The range of inquiry will span from Jan. 1, 2020, to the release of the letter, according to the agency. The letter comes with some warning, as FINRA President Robert Cook cited recently at a SIFMA conference that options account trading compliance would be one of several areas in which the agency was planning targeted sweeps.

Sweep exams are used to focus examinations and pinpoint regulatory response to emerging issues. The number of firms included in targeted exams varies and the firms that are included are carefully chosen-in some cases only a few firms are included and in others, dozens. Firms are selected based on a variety of factors, including level and nature of business activity in a particular area, customer complaints and regulatory history, and prior examination findings.

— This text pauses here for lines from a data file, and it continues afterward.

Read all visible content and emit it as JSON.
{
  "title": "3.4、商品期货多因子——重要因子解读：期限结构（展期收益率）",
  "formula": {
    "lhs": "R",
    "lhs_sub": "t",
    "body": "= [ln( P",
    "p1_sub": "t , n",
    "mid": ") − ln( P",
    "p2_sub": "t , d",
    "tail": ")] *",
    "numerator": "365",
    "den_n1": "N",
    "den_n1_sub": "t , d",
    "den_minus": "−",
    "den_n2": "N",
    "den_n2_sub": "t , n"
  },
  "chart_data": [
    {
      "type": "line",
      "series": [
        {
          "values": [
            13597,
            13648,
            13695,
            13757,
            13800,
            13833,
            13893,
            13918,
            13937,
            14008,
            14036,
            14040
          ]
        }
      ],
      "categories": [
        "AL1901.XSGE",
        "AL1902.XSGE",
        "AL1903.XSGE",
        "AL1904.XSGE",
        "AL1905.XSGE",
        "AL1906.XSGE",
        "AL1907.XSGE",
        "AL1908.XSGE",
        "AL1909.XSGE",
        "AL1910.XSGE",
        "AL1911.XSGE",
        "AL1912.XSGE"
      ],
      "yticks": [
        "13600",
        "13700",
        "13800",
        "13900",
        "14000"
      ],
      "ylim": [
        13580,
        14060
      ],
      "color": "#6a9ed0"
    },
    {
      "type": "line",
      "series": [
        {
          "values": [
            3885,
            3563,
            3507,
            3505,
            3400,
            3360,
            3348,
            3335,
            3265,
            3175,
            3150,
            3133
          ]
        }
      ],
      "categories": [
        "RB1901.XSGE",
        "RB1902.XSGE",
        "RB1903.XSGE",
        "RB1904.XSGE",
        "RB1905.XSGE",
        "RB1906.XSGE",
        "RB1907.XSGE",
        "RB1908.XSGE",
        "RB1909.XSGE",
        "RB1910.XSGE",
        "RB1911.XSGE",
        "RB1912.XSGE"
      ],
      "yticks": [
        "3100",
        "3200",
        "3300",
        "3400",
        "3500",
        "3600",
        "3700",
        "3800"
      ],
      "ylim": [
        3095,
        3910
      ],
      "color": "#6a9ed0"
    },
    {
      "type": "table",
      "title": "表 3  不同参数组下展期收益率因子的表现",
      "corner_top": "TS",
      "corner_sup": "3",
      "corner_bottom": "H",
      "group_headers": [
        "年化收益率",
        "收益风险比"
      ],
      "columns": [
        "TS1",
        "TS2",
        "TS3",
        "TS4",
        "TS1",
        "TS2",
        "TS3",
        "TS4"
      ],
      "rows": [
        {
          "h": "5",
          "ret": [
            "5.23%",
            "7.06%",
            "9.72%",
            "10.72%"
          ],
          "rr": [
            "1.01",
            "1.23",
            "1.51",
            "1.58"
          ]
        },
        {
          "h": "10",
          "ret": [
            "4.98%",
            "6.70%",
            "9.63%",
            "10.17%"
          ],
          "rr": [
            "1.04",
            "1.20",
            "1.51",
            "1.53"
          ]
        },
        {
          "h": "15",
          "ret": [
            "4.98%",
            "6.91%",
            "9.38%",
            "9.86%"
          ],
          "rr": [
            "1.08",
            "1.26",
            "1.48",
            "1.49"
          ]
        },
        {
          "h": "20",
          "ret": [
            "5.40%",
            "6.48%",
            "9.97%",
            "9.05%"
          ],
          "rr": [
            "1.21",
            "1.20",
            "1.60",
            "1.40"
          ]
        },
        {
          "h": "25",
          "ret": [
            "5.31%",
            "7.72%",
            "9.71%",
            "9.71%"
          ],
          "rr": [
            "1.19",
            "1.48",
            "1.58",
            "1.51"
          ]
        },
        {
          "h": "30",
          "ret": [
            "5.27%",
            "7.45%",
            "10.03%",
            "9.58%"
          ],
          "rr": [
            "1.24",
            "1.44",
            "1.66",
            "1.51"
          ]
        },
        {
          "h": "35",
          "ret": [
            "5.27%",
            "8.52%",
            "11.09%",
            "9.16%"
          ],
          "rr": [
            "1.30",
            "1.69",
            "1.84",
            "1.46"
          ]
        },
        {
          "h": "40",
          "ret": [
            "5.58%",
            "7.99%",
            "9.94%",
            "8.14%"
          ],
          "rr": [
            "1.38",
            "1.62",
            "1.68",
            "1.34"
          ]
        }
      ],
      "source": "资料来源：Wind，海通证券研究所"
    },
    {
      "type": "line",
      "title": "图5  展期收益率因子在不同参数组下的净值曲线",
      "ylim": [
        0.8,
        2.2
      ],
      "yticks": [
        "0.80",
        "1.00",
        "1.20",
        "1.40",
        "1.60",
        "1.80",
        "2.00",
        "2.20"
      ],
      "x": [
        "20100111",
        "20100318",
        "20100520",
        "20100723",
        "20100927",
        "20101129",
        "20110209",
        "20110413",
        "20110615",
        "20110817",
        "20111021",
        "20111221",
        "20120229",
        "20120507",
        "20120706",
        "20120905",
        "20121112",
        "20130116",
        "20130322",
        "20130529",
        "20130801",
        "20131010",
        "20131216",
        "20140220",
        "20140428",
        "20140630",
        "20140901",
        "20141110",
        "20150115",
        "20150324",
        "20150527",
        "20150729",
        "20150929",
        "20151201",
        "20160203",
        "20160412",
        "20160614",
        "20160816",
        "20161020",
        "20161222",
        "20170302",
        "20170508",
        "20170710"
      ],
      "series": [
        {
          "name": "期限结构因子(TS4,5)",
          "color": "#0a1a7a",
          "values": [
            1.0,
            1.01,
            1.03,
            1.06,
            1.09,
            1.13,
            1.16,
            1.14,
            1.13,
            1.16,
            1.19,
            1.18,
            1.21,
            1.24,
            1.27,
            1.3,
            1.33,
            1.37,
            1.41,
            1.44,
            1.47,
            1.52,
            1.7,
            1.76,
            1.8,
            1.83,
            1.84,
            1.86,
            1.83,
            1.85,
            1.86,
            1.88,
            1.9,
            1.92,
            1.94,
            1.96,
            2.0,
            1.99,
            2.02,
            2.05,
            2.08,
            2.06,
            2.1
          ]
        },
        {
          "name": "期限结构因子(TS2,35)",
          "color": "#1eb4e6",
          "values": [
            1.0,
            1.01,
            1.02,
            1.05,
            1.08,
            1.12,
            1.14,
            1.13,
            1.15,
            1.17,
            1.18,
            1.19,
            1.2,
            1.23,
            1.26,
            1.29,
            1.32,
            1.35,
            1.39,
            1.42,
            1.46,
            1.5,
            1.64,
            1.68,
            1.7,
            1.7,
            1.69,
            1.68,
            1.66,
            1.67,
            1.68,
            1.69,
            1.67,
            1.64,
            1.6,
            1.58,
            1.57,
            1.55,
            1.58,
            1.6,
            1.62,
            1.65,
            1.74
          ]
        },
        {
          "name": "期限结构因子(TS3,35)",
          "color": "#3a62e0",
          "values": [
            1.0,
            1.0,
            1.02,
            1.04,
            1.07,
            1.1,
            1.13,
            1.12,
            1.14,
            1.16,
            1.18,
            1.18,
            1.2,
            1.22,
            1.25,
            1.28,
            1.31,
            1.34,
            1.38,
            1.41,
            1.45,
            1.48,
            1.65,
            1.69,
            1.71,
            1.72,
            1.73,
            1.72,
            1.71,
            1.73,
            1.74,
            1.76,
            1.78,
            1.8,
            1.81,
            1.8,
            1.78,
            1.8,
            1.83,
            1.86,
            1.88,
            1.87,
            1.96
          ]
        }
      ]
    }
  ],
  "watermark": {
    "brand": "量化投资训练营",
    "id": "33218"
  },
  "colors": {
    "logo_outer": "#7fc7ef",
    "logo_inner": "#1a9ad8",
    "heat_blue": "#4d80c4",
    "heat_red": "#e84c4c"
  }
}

FINRA will be looking into:

  • the firms’ Written Supervisory Procedures (WSP), compliance manuals and any other written guidance pertaining to the processes and procedures regarding options account opening and due diligence activities specific to each level of trading permission;
  • whether the firm surveils or reviews its existing options customers to determine whether accounts that had already been approved for options trading should be: (i) changed to more restrictive options account level and/or (ii) deemed ineligible or denied for further options trading;
  • whether the firm has any technology and/or process for systematic approval or denial of customer options account applications, along with the supervisory review of such systems
  • whether the firm required customers to open margin accounts or otherwise be approved for margin in connection with the options activity;
  • provide examples where options limitations were not appropriately applied, and any steps taken to date to prevent future breaches of requirements;
  • whether the firm reviewed its customer base to: (i) identify non-options customers for promotion or recommendation of an options account and/or (ii) identify existing options customers for promotion or recommendation of more advanced options account level;
  • describe if and by which means the firm advertised or otherwise made known to customers the availability of option account applications and produce sample options account applications or similar records used to collect information from customers that facilitate the firm’s options account approval process;
  • produce sample options-related disclosure materials or other communications provided to customers that explain firm practices and polices.